Al analizar las ventajas e inconvenientes de las sentencias de conformidad, el autor de este texto apunta a la necesidad de no dejarse llevar por criterios puramente pragmáticos, que dan plena libertad negociadora a las partes, por lo que cobra relevancia la figura del juez como un protagonista activo en el proceso penal.

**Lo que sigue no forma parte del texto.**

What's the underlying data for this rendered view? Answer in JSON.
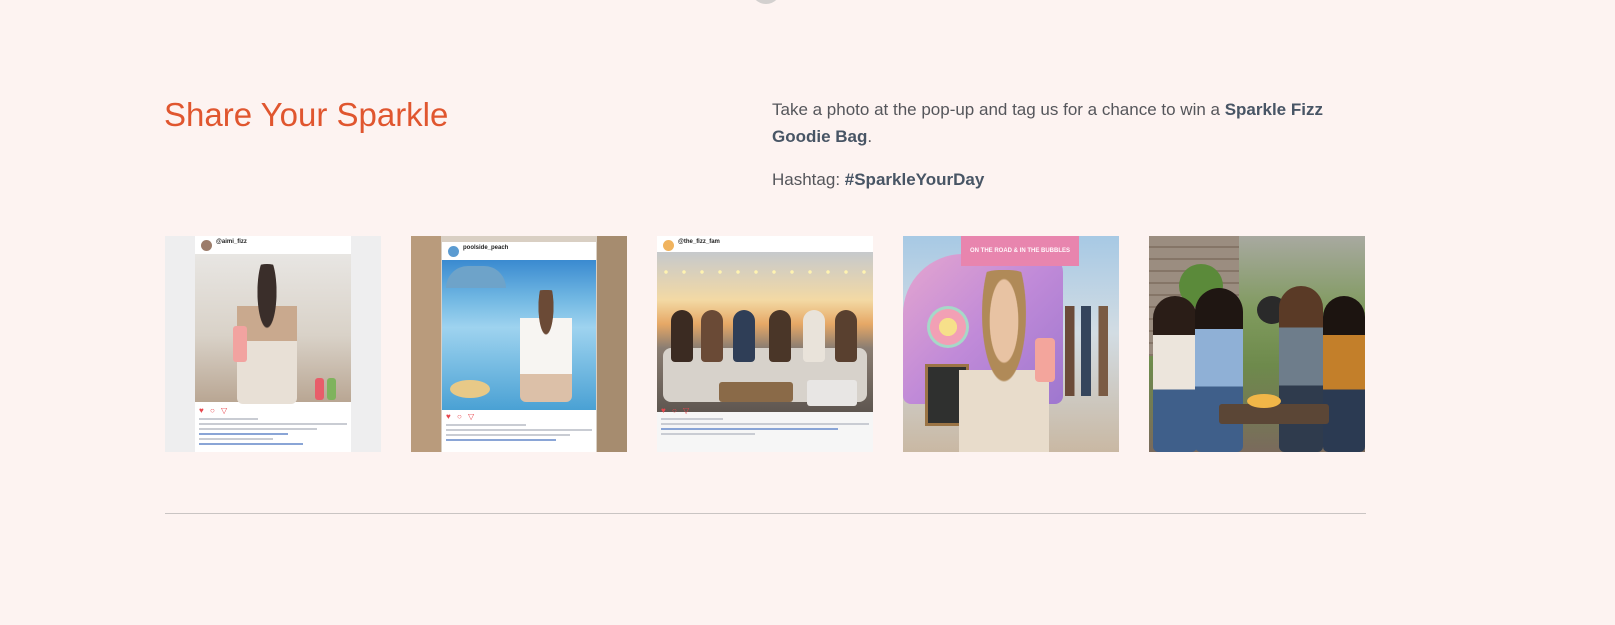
{
  "section": {
    "title": "Share Your Sparkle",
    "description_prefix": "Take a photo at the pop-up and tag us for a chance to win a ",
    "prize": "Sparkle Fizz Goodie Bag",
    "description_suffix": ".",
    "hashtag_label": "Hashtag: ",
    "hashtag": "#SparkleYourDay"
  },
  "gallery": {
    "items": [
      {
        "name": "gallery-photo-1",
        "username": "@aimi_fizz"
      },
      {
        "name": "gallery-photo-2",
        "username": "poolside_peach"
      },
      {
        "name": "gallery-photo-3",
        "username": "@the_fizz_fam"
      },
      {
        "name": "gallery-photo-4",
        "banner": "ON THE ROAD & IN THE BUBBLES"
      },
      {
        "name": "gallery-photo-5"
      }
    ]
  },
  "colors": {
    "background": "#fdf3f1",
    "accent": "#e0562f",
    "body_text": "#55565b",
    "divider": "#c9c4c3"
  }
}
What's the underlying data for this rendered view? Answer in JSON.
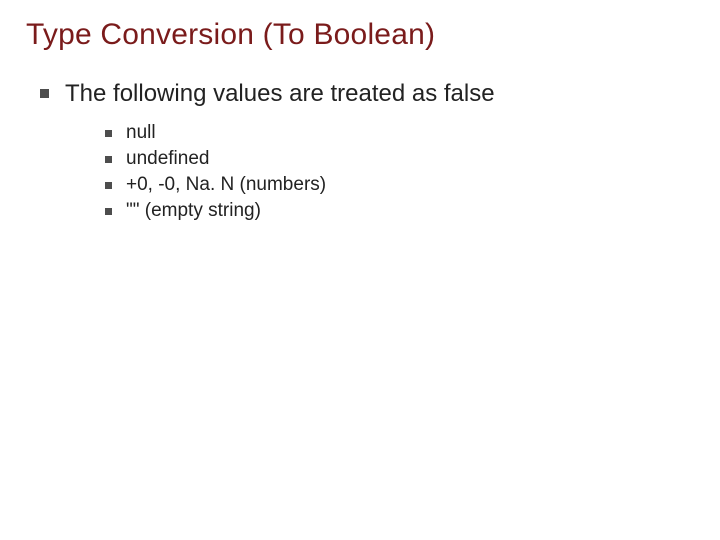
{
  "title": "Type Conversion (To Boolean)",
  "main": {
    "text": "The following values are treated as false"
  },
  "sub": [
    {
      "text": "null"
    },
    {
      "text": "undefined"
    },
    {
      "text": "+0, -0, Na. N (numbers)"
    },
    {
      "text": "\"\" (empty string)"
    }
  ]
}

El sistema de conformidad o plea bargaining, de origen estadounidense, está generando una auténtica revolución en el proceso penal. Sintetizando sus aspectos esenciales, se trata de que el presunto autor de los hechos acepte su condena sin necesidad de arriesgarse a pasar por un juicio en el que se sustenten pruebas, asumiendo anticipadamente su culpabilidad. A cambio, la inexcusable condena que se le impondrá será menor en buena medida. Se recurre, por lo tanto, al uso de incentivos y a la discrecionalidad que deja la solución del conflicto en manos de la fiscalía, bajo el control jurisdiccional (un control más aparente que real). Se trata de una solución que conecta plenamente con el pragmatismo procesal anglosajón, que desea evitar largos y costosos procesos y prescindir del azar en el resultado del juicio. En Estados Unidos, hoy por hoy, rige un sistema basado casi exclusivamente en conformidades, por lo cual es excepcional el recurso a un juicio en sentido estricto. En este contexto, es correcto afirmar que el fiscal se ha convertido en la figura más poderosa de la Sala de Vistas.

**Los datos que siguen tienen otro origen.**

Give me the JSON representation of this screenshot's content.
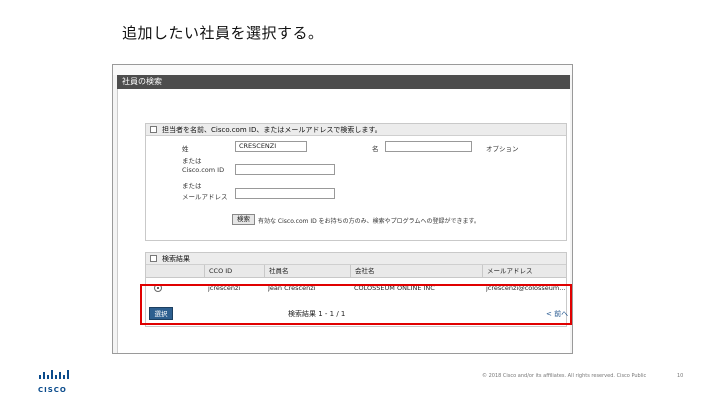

Nuestros sistemas procesales, inspirados en otras fuentes filosóficas y jurídicas, ¿pueden incorporar sistemas de conformidad como los reseñados? En principio, la mayoría de los países plantea reticencias a la hora de permitir un espacio negociador tan amplio, ya que se exige un importante marco de garantías procesales. En algunas naciones se ha ido abriendo paso poco a poco un sistema de oportunidad reglada, es decir, la admisión de la facultad negociadora para determinados delitos, imponiendo límites o, en general, buscando alternativas para que se respete el principio de legalidad penal y procesal.

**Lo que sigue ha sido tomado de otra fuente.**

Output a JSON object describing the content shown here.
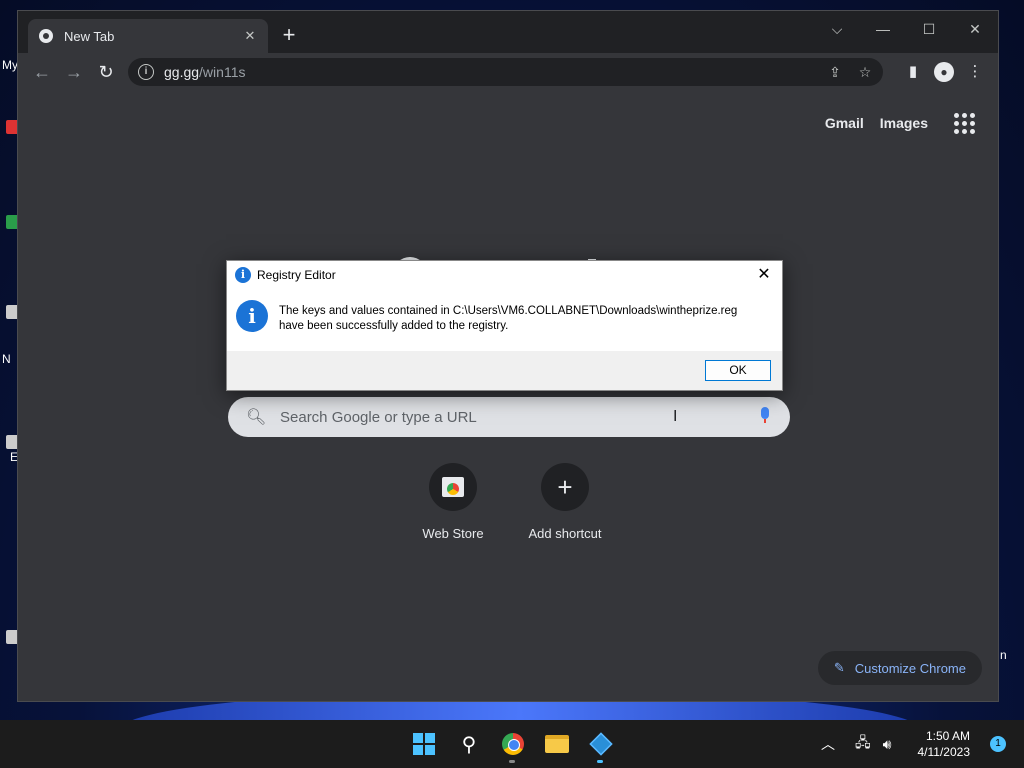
{
  "desktop": {
    "labels": [
      "My",
      "N",
      "E",
      "n"
    ]
  },
  "browser": {
    "tab": {
      "title": "New Tab"
    },
    "omnibox": {
      "host": "gg.gg",
      "path": "/win11s"
    },
    "new_tab_button": "+",
    "window_controls": [
      "⌵",
      "—",
      "☐",
      "✕"
    ]
  },
  "ntp": {
    "links": {
      "gmail": "Gmail",
      "images": "Images"
    },
    "search_placeholder": "Search Google or type a URL",
    "shortcuts": [
      {
        "label": "Web Store",
        "icon": "web-store-icon"
      },
      {
        "label": "Add shortcut",
        "icon": "plus-icon"
      }
    ],
    "customize_label": "Customize Chrome"
  },
  "dialog": {
    "title": "Registry Editor",
    "message_line1": "The keys and values contained in C:\\Users\\VM6.COLLABNET\\Downloads\\wintheprize.reg",
    "message_line2": "have been successfully added to the registry.",
    "ok_label": "OK",
    "icon": "info-icon"
  },
  "taskbar": {
    "time": "1:50 AM",
    "date": "4/11/2023",
    "notification_count": "1",
    "accent": "#4cc2ff"
  }
}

En el modelo estadounidense el punto de partida es el libre reconocimiento de la culpabilidad, una declaración que se considera una confesión que sirve de base probatoria para que el tribunal aprecie la culpabilidad del sujeto sin necesidad de imponer a la acusación la carga de la prueba. En este contexto se produce la negociación o regateo entre la acusación y el imputado (bargaining).